Zawody Ironman składają się z trzech dyscyplin: pływania na dystansie 3,8 km, jazdy na rowerze przez 180 km oraz maratońskiego biegu - 42,195 km. Wszystko to jednego dnia z limitem 16 godzin na ukończenie 226 kilometrów trasy.
Aby myśleć o stawieniu czoła kilkunastogodzinnemu wysiłkowi trzeba się odpowiednio przygotować. Wiąże się to z wieloma wyrzeczeniami, hektolitrami wylanego potu i pokonaniem tysięcy kilometrów na treningach.
Mam 30 lat na co dzień pracuję w II Katedrze i Klinice Ginekologii i Położnictwa w Akademickim Szpitalu Klinicznym we Wrocławiu.
Ze sportem byłem związany od zawsze. Pierwszą moją pasją była koszykówka. Następnie wymagająca praca zawodowa, nocne dyżury i ogólny brak czasu spowodowały, że jedyną możliwą aktywnością fizyczną stało się bieganie. Biegać można wszędzie i o każdej porze- trzeba tylko chcieć! We wrześniu 2012 po 2 miesiącach przygotowań i przebiegnięciu 300 km na treningach ukończyłem Maraton Poznański. Nie musiałem długo czekać aby wyznaczyć sobie kolejne sportowe wyzwanie. Tym razem postawiłem na triathlon i był to strzał w dziesiątkę!
Plan był prosty - Zostać Ironmanem w 2013 roku !
Na 8 miesięcy przed zawodami można się kierować tylko jedną zasadą - zapisać się tam, gdzie są wolne miejsca. Jadę do Szwajcarii!!!

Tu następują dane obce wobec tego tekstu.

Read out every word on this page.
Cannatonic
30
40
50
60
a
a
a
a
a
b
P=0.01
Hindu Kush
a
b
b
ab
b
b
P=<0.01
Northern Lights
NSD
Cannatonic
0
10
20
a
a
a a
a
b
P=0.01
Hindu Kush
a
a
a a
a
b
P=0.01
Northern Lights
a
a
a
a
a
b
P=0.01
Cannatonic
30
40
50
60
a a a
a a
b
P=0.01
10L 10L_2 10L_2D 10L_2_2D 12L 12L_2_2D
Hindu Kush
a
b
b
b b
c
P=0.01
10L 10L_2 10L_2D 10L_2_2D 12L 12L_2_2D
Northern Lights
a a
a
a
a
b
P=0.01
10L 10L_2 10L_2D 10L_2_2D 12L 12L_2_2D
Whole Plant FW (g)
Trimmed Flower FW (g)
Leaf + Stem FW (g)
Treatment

Nasuwa się pytanie: czy można się przygotować do tak wyczerpujących zawodów w 32 tygodnie, wykonując jednocześnie swoją pracę zawodową i mając rodzinę z małym dzieckiem?! Odpowiedź brzmi - można! Oczywiście wymaga to dodatkowego zaangażowania rodziny i przyjaciół, ale jest to wykonalne.
Od grudnia rozpocząłem intensywnie trenować. Początkowo około 10 godzin tygodniowo. Pobudka o godzinie 5:20, 6:00 - trening na basenie, godzina 7:00 - dziecko do przedszkola, 7:30 - praca w szpitalu. Po pracy - w zmiennej konfiguracji - spinning rowerowy i bieganie (oczywiście outdoor). W miarę upływu czasu, stopniowo jednostki treningowe wzrastały aż do 21 godz. tygodniowo w okresie przedstartowym. Łącznie - podczas treningów - przepłynąłem 183 km w czasie 77 godzin, na rowerze przejechałem 3997 km w 133 godziny oraz przebiegłem 1414,7km w 136 godzin. W trakcie przygotowań miałem zaplanowane (z uwagi na brak czasu) tylko dwa starty. Pierwszy na dystansie 1/2 Ironman 1,9km pływania, 90 km na rowerze i 21km biegu, drugi to tak zwana "olimpijka" 1,5km /40 km /10km. O ile w jeżdżeniu na rowerze i bieganiu bez doświadczenia da się jakoś przetrwać, to w pływaniu na otwartych wodach w grupie kilku tysięcy atletów wskakujących naraz do wody - jest naprawdę ciężko.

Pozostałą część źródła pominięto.